Try talking Brexit these days and it’s never long before a chlorinated chicken comes a-calling – the result of both a penetrating PR campaign from the NFU, and an understandably visceral reaction from shoppers who do not want bleach in their chicken goujons.

But with the public debate consumed by talk of protecting our own food standards against cheap imports, we risk losing sight of the urgent and vital environmental improvements British production itself needs to make.

Yes, we may be better than some, but we are also far from great. Not only does British food production account for 9% of the UK’s greenhouse gas emissions, but its impact on nature in recent decades has been devastating.

Fifteen per cent of British wildlife species are now facing extinction, according to last year’s State of Nature report, which concluded “there has been no let-up in the net loss of nature in the UK” with “changing agricultural management” such as intensification and declining farmland nature having “the biggest single impact”.

Many environmentalists hoped breaking free of European farming subsidies and introducing a new Agriculture Bill that rewards farmers for providing “public goods”, such as healthy water or wildlife habitats, would be the solution, but these hopes are fading.

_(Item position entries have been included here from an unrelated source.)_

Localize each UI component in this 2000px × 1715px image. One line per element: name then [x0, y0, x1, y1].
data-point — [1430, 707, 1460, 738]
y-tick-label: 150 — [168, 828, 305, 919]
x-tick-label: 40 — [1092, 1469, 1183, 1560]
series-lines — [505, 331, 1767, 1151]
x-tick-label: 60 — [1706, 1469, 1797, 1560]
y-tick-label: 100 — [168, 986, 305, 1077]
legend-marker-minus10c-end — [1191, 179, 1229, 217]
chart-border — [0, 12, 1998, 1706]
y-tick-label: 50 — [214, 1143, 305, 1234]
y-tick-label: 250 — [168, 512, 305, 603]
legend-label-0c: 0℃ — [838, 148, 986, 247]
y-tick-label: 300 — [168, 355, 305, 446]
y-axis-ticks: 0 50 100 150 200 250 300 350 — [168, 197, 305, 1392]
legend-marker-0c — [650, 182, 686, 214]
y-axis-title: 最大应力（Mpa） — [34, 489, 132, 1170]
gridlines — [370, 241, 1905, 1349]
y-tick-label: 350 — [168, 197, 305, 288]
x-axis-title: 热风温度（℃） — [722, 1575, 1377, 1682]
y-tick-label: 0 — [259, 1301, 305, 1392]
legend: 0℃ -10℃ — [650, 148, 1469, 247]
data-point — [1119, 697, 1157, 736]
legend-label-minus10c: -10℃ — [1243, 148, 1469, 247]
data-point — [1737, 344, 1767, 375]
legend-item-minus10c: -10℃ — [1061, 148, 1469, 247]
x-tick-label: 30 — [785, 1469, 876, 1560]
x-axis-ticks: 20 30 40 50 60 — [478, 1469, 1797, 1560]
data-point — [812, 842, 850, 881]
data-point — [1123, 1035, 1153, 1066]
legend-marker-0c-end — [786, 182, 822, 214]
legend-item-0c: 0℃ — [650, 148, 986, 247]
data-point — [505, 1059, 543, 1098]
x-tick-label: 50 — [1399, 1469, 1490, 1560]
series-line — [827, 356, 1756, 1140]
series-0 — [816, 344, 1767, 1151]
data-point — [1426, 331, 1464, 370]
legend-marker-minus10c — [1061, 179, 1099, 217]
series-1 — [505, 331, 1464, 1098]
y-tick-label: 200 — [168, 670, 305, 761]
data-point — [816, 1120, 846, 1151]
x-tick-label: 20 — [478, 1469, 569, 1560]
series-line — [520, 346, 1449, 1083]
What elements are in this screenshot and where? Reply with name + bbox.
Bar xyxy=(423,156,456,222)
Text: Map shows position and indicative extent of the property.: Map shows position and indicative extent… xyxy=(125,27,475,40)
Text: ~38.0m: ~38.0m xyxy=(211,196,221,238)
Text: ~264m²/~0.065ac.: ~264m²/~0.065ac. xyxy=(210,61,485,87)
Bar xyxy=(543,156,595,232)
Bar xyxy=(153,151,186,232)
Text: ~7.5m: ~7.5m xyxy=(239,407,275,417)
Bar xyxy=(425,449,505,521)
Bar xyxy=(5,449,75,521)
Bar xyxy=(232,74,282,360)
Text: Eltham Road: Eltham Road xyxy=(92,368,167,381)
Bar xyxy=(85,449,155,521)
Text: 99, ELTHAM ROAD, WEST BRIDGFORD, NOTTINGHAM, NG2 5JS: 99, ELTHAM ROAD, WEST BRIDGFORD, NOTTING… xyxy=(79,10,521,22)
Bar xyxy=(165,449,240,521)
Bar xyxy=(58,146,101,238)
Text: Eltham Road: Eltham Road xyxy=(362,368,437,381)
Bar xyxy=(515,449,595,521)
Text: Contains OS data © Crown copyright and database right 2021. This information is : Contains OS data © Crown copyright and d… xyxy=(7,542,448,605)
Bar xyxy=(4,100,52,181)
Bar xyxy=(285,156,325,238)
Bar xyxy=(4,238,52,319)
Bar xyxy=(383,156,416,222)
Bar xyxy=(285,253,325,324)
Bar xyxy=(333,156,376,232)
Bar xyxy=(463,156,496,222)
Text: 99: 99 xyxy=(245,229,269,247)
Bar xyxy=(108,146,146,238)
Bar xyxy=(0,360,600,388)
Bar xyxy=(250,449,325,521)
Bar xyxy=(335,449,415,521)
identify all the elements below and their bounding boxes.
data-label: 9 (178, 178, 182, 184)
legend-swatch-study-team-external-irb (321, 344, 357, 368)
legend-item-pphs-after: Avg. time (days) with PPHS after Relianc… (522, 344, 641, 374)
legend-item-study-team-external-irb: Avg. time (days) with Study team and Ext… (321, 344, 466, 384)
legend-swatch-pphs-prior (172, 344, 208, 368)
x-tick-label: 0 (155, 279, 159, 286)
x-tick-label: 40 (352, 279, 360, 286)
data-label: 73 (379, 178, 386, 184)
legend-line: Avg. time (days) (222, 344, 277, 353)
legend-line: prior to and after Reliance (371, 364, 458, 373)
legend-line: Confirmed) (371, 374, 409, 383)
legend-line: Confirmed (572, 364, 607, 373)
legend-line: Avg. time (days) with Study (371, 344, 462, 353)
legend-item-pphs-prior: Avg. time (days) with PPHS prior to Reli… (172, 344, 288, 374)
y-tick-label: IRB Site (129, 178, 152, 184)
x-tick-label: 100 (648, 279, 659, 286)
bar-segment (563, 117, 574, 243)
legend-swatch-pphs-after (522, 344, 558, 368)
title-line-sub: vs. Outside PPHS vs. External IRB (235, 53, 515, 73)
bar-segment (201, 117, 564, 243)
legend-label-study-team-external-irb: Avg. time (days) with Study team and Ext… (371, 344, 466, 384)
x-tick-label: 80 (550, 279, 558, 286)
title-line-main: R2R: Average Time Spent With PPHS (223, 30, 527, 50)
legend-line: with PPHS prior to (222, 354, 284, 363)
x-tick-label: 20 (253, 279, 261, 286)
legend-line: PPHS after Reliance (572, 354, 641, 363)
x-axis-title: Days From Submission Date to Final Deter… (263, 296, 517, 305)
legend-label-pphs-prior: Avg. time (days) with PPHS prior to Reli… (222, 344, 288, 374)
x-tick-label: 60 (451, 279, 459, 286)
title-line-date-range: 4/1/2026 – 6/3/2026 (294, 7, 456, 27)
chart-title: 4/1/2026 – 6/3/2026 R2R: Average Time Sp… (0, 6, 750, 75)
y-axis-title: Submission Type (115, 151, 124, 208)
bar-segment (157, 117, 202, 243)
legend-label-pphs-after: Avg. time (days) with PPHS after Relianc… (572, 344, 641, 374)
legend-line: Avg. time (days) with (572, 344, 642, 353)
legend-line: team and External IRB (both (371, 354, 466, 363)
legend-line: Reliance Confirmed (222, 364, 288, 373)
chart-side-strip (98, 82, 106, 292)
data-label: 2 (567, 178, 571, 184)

In the House of Lords this month, one peer described the bill as “deeply disappointing” for giving “no sense of how we can guarantee the delivery of the environmental and animal welfare ambitions in it”.

Clarity on exactly what “public goods” entails is wanted by all parties, yet with many farmers and MPs increasingly questioning if an environmental policy for farming is sensible in light of the food security concerns raised by Covid-19, getting clarity may not necessarily benefit our countryside.

And yet, a heavy defeat to the government’s Fisheries Bill in the Lords yesterday may just prove a turning point in the push for greater environmental standards in the UK. Peers backed a cross-party amendment to ensure the new bill does not entail further overfishing and environmental damage as a result of “short-term economic and employment considerations”, according to former FSA chairman Lord Krebs.

The protections are urgently needed. Much like ecosystems on land, fish stocks are hugely depleted, with the UK responsible for the highest quantity of overfishing in Europe in the past two decades, according to a report by the New Economics Foundation earlier this year.

So with the Agriculture Bill soon returning to the Lords for amendments, don’t be surprised if similar environmental clauses are on the agenda. It is something farmers should greatly welcome. The NFU is a vocal proponent of change, setting an ambitious target of net-zero emissions in British farming by 2040, but it will need government support to achieve it. Many farms simply do not have the money to invest in such change.

While imports of foods such as chlorinated chicken produced to lower standards will inevitably hurt British production, a long-term trend of failing to address environmental degradation may be just as harmful.

Britain will face an acute farmer shortage if young people cannot be inspired to work the land, with just 3% of millennials viewing agricultural work as a desirable career option, according to Barclays Bank.

The sector is in vital need of recruiting, yet the new generation of Brits is more politically engaged and environmentally conscious than ever. Persuading them to work in a sector that is seen to not play its part in protecting the environment they walked out of school for, could make the job considerably trickier.